Cahiers du Conseil constitutionnel n° 13 - janvier 2003

Depuis 1983 les saisines sont publiées au Journal officiel à la suite des décisions du Conseil constitutionnel. Il en va de même depuis 1995, des observations en réponse présentées par le gouvernement.

Il a paru cependant opportun de porter à la connaissance du public, avec l'autorisation de leurs auteurs, certains autres documents de procédure, parmi les plus intéressants.

Ainsi pourra-t-on trouver ci-dessous le mémoire en réplique de plus de 60 députés relatif à la loi d'orientation et de programmation pour la justice.

Décision n° 2002-461 DC du 29 août 2002

Loi d'orientation et de programmation pour la justice

Mémoire en réplique par plus de 60 députés

Paris, le 24 août 2002

Monsieur le Président, mesdames et messieurs les membres du Conseil constitutionnel, nous avons l'honneur de produire les observations suivantes pour faire réponse aux observations du gouvernement sur le recours dirigé contre la loi d'orientation et de programmation pour la justice.

I. Sur le titre II de la loi

S'agissant, en premier lieu, de la compétence du juge de proximité en matière pénale, le gouvernement soutient l'absence d'inconstitutionnalité en arguant du fait que le législateur peut fort bien renvoyer au pouvoir réglementaire la liste des contraventions qui relèveront de ce nouvel ordre de juridiction.

À titre liminaire, on observera que le gouvernement s'est abstenu de répondre sur toute une branche du moyen soulevé par les auteurs de la saisine à cet égard, et particulièrement sur la méconnaissance de l'article 66 C.

Il est frappant, en effet, que le gouvernement s'abstienne de répondre sur la circonstance que ce juge non professionnel pourra prononcer des mesures portant atteinte à la liberté individuelle, et par exemple, en prononçant une peine privative ou restrictive de droits.

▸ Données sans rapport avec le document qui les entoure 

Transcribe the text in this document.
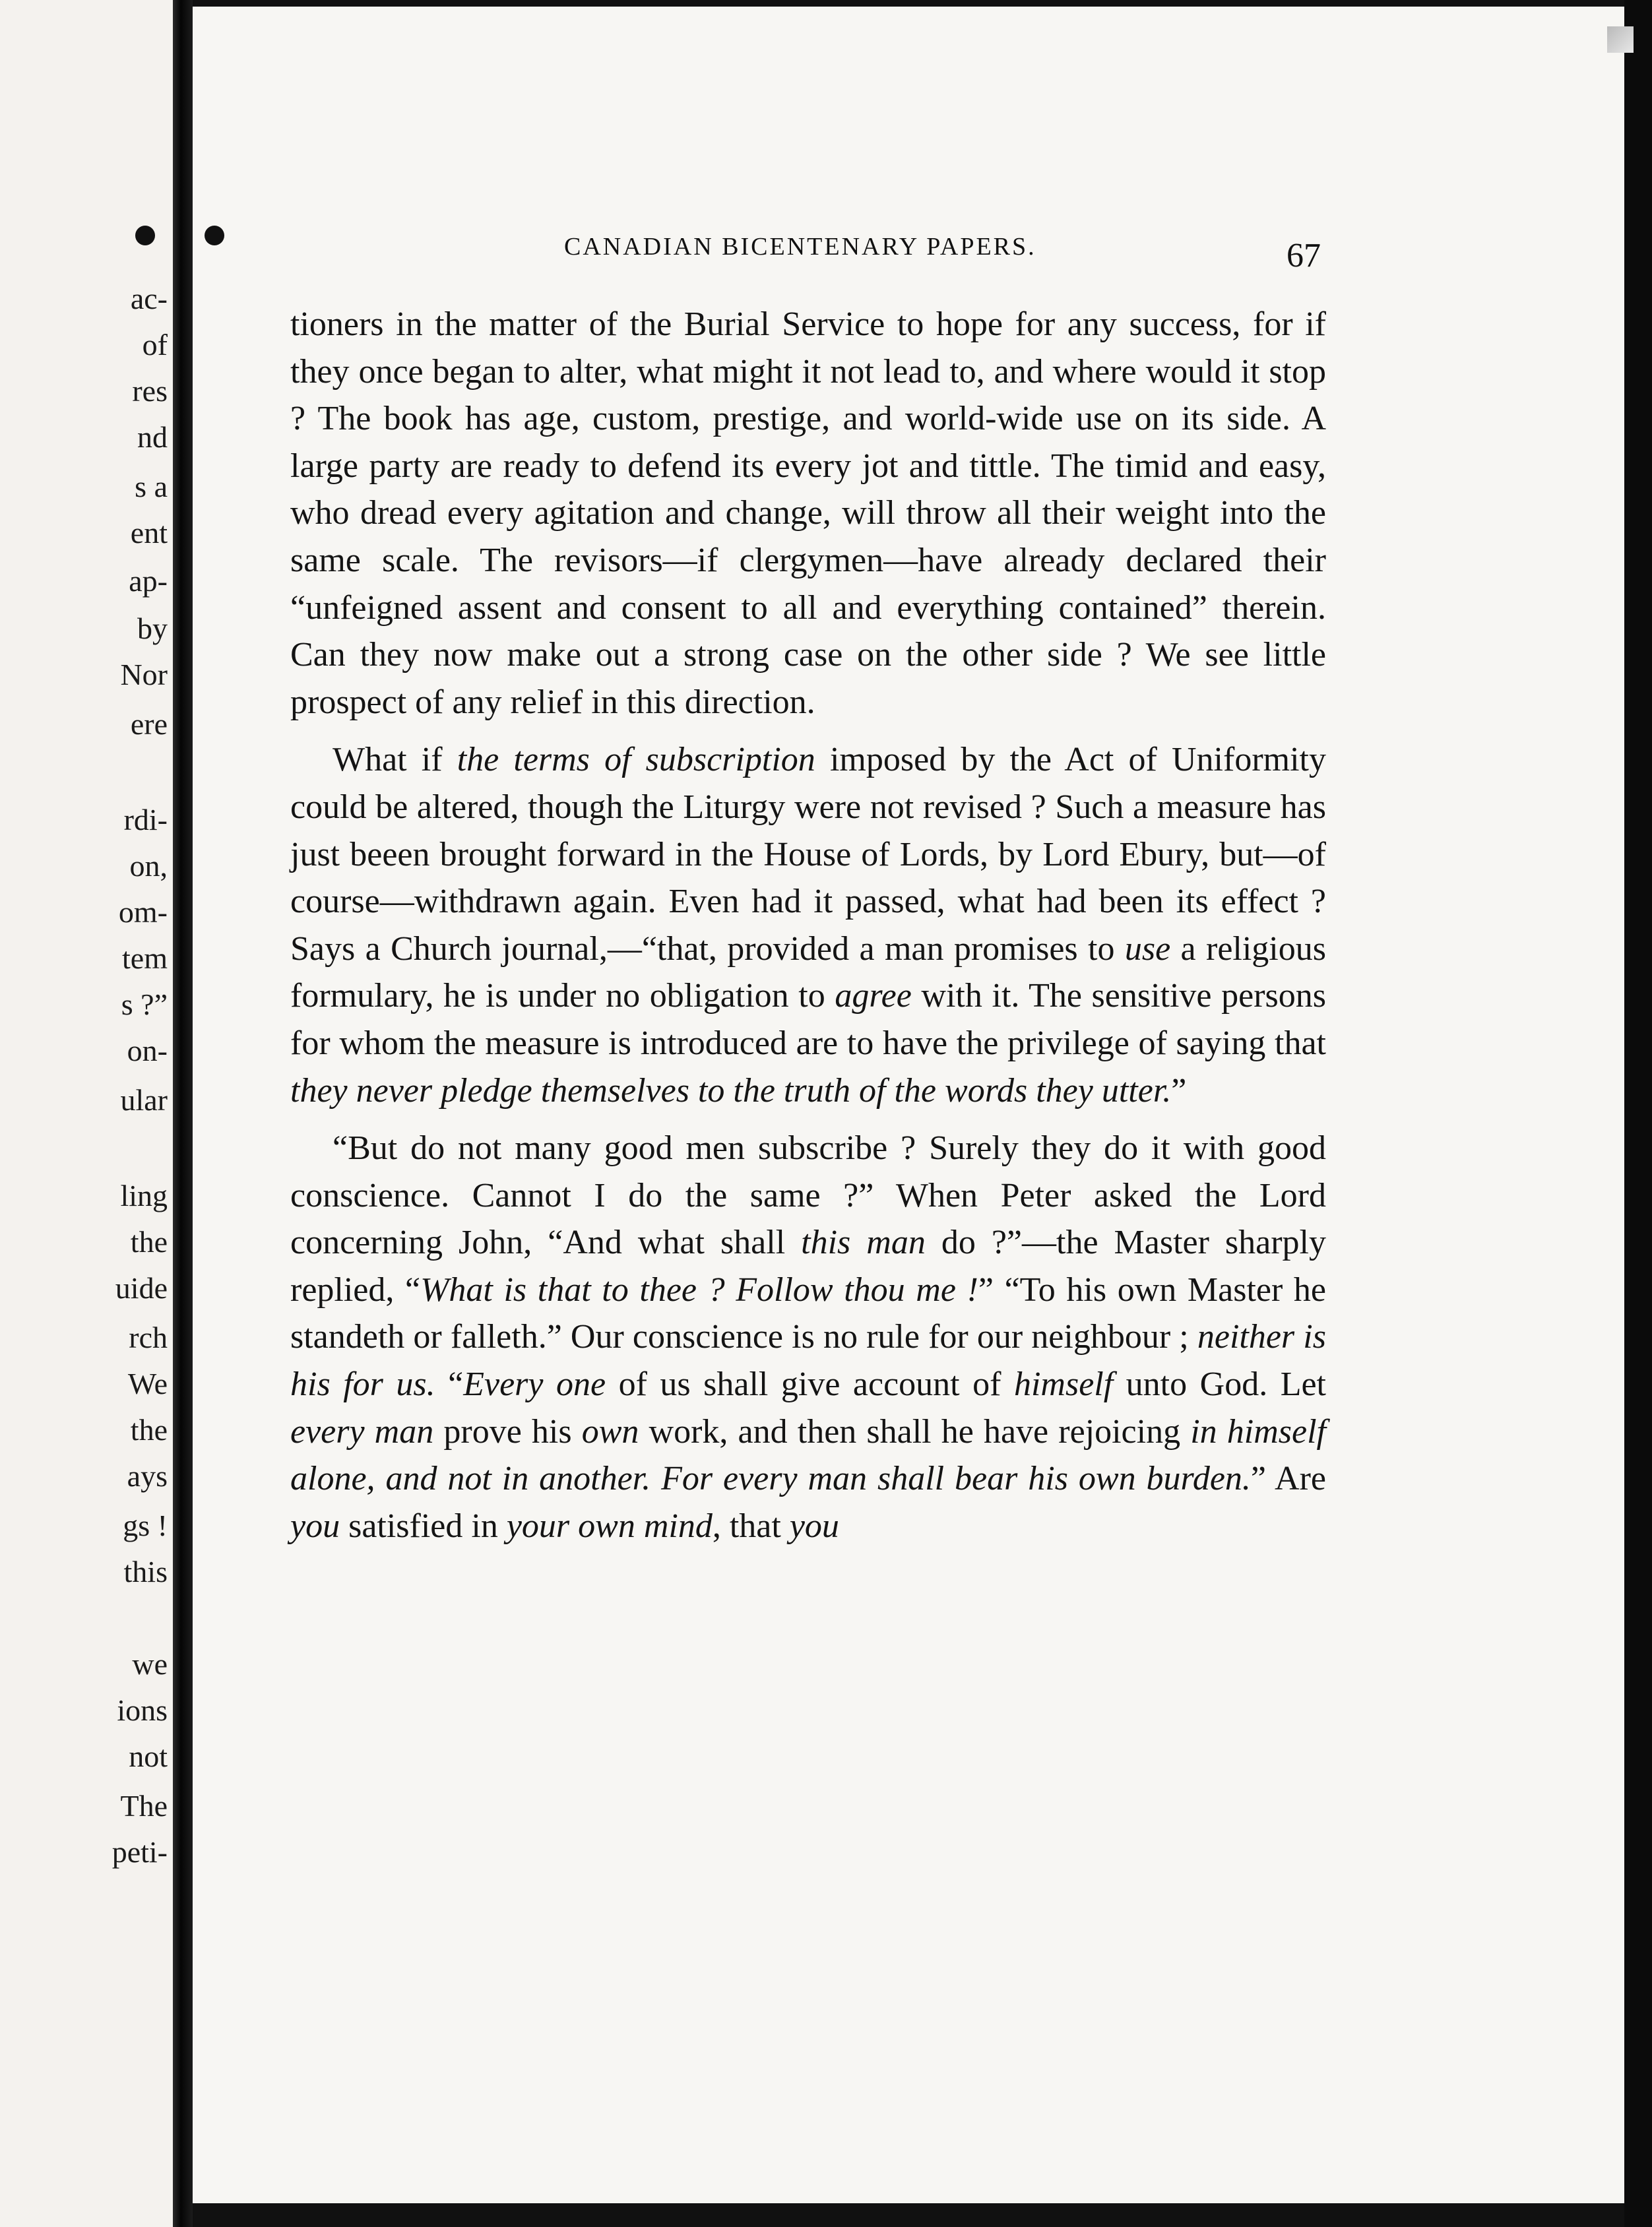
ac-
of
res
nd
s a
ent
ap-
by
Nor
ere
rdi-
on,
om-
tem
s ?”
on-
ular
ling
the
uide
rch
We
the
ays
gs !
this
we
ions
not
The
peti-
CANADIAN BICENTENARY PAPERS.	67

tioners in the matter of the Burial Service to hope for any success, for if they once began to alter, what might it not lead to, and where would it stop ? The book has age, custom, prestige, and world-wide use on its side. A large party are ready to defend its every jot and tittle. The timid and easy, who dread every agitation and change, will throw all their weight into the same scale. The revisors—if clergymen—have already declared their “unfeigned assent and consent to all and everything contained” therein. Can they now make out a strong case on the other side ? We see little prospect of any relief in this direction.

What if the terms of subscription imposed by the Act of Uniformity could be altered, though the Liturgy were not revised ? Such a measure has just beeen brought forward in the House of Lords, by Lord Ebury, but—of course—withdrawn again. Even had it passed, what had been its effect ? Says a Church journal,—“that, provided a man promises to use a religious formulary, he is under no obligation to agree with it. The sensitive persons for whom the measure is introduced are to have the privilege of saying that they never pledge themselves to the truth of the words they utter.”

“But do not many good men subscribe ? Surely they do it with good conscience. Cannot I do the same ?” When Peter asked the Lord concerning John, “And what shall this man do ?”—the Master sharply replied, “What is that to thee ? Follow thou me !” “To his own Master he standeth or falleth.” Our conscience is no rule for our neighbour ; neither is his for us. “Every one of us shall give account of himself unto God. Let every man prove his own work, and then shall he have rejoicing in himself alone, and not in another. For every man shall bear his own burden.” Are you satisfied in your own mind, that you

D'autant plus, comme cela a été montré par ailleurs, que ce juge aura une compétence à l'égard des mineurs.

Il importe de rappeler que la Commission nationale consultative des droits de l'homme a critiqué ce point de la loi dans son avis du 15 juillet 2002.

Les pouvoirs ainsi accordés à ce nouvel ordre de juridiction posent des questions bien différentes de celles qui sont susceptibles d'apparaître pour les litiges en matière civile.

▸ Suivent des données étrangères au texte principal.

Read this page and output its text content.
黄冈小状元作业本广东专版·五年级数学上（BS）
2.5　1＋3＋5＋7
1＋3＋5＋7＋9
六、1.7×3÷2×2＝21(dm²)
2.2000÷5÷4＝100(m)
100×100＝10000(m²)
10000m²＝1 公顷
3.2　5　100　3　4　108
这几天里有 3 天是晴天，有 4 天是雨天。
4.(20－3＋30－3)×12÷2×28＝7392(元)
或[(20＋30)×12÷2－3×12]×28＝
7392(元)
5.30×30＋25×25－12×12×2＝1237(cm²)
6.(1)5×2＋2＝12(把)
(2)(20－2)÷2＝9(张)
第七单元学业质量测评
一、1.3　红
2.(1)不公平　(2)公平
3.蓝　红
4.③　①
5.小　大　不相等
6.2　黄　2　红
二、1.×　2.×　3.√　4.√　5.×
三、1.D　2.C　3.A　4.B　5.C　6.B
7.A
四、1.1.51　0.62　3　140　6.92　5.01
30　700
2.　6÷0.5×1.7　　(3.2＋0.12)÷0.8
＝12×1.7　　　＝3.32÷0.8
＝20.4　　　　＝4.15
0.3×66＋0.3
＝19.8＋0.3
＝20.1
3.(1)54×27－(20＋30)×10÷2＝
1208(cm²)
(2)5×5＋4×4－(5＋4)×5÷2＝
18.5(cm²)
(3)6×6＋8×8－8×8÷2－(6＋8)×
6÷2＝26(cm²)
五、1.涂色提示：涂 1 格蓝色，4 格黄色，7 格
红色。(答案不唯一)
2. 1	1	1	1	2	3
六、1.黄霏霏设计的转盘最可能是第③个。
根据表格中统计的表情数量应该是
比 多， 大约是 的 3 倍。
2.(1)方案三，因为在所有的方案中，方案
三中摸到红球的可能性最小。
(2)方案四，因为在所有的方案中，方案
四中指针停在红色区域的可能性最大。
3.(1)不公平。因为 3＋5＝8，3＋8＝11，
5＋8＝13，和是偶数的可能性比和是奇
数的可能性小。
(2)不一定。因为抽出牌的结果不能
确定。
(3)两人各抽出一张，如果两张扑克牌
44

Concernant, ensuite, l'incompétence négative du législateur, on se bornera à relever que les exemples donnés par le gouvernement pour venir à l'appui de son raisonnement ne sont pas pertinents. Force est de constater que la question posée n'est pas celle de la détermination des contraventions, qui relève du domaine réglementaire, mais de la définition de la compétence d'attribution d'un nouvel ordre de juridiction.

À ce titre, l'article 529 du code de procédure pénale est hors sujet puisqu'il vise la procédure de l'amende forfaitaire sans affecter en aucune façon la compétence des juridictions pénales et concerne la procédure applicable devant un même juge.

En l'occurrence, la question est bien différente, dans la mesure où il s'agit de déterminer la compétence rationae materiae d'un nouvel ordre de juridiction compétent en matière pénale.

II. Sur le titre III de la loi

A. S'agissant, en second lieu, de l'article 13 de la loi, le gouvernement prétend que les sanctions éducatives constituent un seuil intermédiaire entre les mesures éducatives et les peines prévues par le code pénal et qu'elles sont nécessaires au sens de l'article 8 de la Déclaration de 1789.

On ne peut que contester cette thèse.

Il est, en effet, admis que l'équilibre de l'ordonnance de 1945 trouve son expression, notamment, dans l'énoncé de catégories bien claires qui permettent à l'autorité judiciaire, face à un acte délinquant, de prononcer soit une mesure éducative soit une peine pouvant aller jusqu'à l'emprisonnement. En créant cette catégorie, ambiguë, de sanctions à l'égard des mineurs âgés d'au moins dix ans, le législateur rompt cet équilibre dont on a vu qu'il a valeur constitutionnelle.

Ainsi, sous le couvert d'une présentation habile, le gouvernement tente de faire entrer dans notre droit positif un mécanisme de répression particulier, destiné aux jeunes mineurs de moins de treize ans, avouant dans ses propres observations qu'il peut aboutir à mettre en cause, d'une manière ou d'une autre, la scolarisation de l'enfant en la désorganisant le cas échéant (cf. p. 14 des observations du gouvernement, § 1).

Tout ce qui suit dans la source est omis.